Given his status as the founder of Russian classical literature, Pushkin’s tumultuous life and tragic death could not but inspire an entire mythology of its own. The intricacies of his biography soon became an embattled territory for conservatives and liberals, Westernizers and Slavophiles, romanticists and realists; Pushkin’s oeuvre as such, once it was established as the eternal gold standard of Russian letters, remained uncontested.

Rather than following the trampled paths of Pushkin hagiography, Mr. Binyon has organized the wealth of important information clearly and cohesively; none of the facts has been listed for the sake of the misbegotten “completeness” from which so many biographies suffer these days. It is through richly provided relevant details — from salaries and expenses to censorship trouble and family dysfunctions — that the author tells the bittersweet story of Pushkin’s life in a fluent and utterly believable manner.

No doubt, the biographer’s honesty and human insight will endear Pushkin the man and the genius much more to skeptical Western readers than any emotional hyperbole ever can. On the other hand, the conscientious truthfulness that distinguishes this biographer may not be to every Pushkin lover’s liking; some may object that certain pieces of information are not essential and have been kept out of the public discourse for good reason. Financial matters in particular are commonly denounced as trivial and negligible for the comprehension of a creative genius.

However, only grasping the ratio between royalties, book prices, and the rent for an 11-room apartment in St. Petersburg (which Pushkin and his wife occupied) will allow an understanding of the artist and his epoch in their complex interaction. For example, learning that just one night of gambling at times cost Pushkin an amount equalling twice his annual salary, sheds important light on the poet’s behavioral patterns. Rather than blaming the tsarist establishment for his financial woes, as generations of Soviet scholars did, Mr. Binyon points to an inherent self-destructiveness in the poet that needs to be taken into consideration.

While never doubting the artistic superiority of Pushkin over his contemporaries, Mr. Binyon does not shy away from mentioning the less appealing sides of his personality as well: an unpredictable bad temper, excessive and sometimes cynical womanizing, a predilection for brothels, or his hapless entrepreneurial initiatives. In many ways, the Pushkin family’s maddening inability to adjust their luxurious consumption to their actual means was typical of Russia’s entire aristocracy and eventually made its demise inevitable.

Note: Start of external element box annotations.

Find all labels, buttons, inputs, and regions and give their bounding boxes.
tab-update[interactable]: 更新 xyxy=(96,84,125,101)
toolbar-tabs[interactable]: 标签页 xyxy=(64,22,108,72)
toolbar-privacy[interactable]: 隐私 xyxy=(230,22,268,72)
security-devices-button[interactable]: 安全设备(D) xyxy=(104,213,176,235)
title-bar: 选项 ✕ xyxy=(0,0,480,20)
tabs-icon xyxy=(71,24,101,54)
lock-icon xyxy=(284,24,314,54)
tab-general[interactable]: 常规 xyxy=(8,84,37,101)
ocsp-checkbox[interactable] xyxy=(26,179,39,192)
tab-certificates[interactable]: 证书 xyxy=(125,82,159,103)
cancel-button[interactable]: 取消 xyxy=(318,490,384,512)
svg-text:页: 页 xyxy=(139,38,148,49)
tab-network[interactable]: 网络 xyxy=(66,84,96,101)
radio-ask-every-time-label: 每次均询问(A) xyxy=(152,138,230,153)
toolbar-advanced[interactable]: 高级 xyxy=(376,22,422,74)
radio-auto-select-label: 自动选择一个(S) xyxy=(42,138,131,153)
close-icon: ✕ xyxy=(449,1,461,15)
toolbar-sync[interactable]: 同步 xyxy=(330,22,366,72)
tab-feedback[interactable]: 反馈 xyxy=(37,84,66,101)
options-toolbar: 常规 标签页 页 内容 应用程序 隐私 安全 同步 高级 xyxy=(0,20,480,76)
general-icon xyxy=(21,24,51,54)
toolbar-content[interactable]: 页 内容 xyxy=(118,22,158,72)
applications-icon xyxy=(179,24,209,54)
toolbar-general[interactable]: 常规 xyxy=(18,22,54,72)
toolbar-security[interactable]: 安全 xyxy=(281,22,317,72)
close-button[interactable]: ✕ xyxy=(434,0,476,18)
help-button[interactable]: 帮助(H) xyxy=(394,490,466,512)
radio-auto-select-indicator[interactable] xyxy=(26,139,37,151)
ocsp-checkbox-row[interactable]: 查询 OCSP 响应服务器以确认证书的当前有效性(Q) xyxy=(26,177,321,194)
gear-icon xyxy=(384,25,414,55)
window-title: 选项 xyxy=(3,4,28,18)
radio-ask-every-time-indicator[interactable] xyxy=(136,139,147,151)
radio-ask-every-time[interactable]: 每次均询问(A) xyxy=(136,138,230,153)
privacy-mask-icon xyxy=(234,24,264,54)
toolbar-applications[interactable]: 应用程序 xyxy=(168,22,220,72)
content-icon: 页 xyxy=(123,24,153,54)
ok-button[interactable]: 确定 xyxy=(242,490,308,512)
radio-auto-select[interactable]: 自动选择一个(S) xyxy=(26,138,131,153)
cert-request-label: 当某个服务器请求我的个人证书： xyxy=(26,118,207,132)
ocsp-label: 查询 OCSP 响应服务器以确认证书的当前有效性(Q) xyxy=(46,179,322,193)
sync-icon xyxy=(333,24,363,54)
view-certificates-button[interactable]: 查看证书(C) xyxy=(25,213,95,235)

This story of Alexander Pushkin’s times offers a solid foundation to those who want to get a better sense of his work and of Russian culture in general. T.J. Binyon successfully avoided the pitfalls of hollow glorification, which reached its peak during the 200th anniversary celebrations in 1999, with Pushkin chocolate and Pushkin vodka filling the shelves of Moscow supermarkets.

The biographer made a wise decision to delay the publication of his book until the media hype had settled; otherwise, his truly extraordinary work could have been misunderstood — and overlooked — as a mere jubilee contribution. Far from the latter, it is a masterpiece in its own right.

Peter Rollberg teaches at The George Washington University.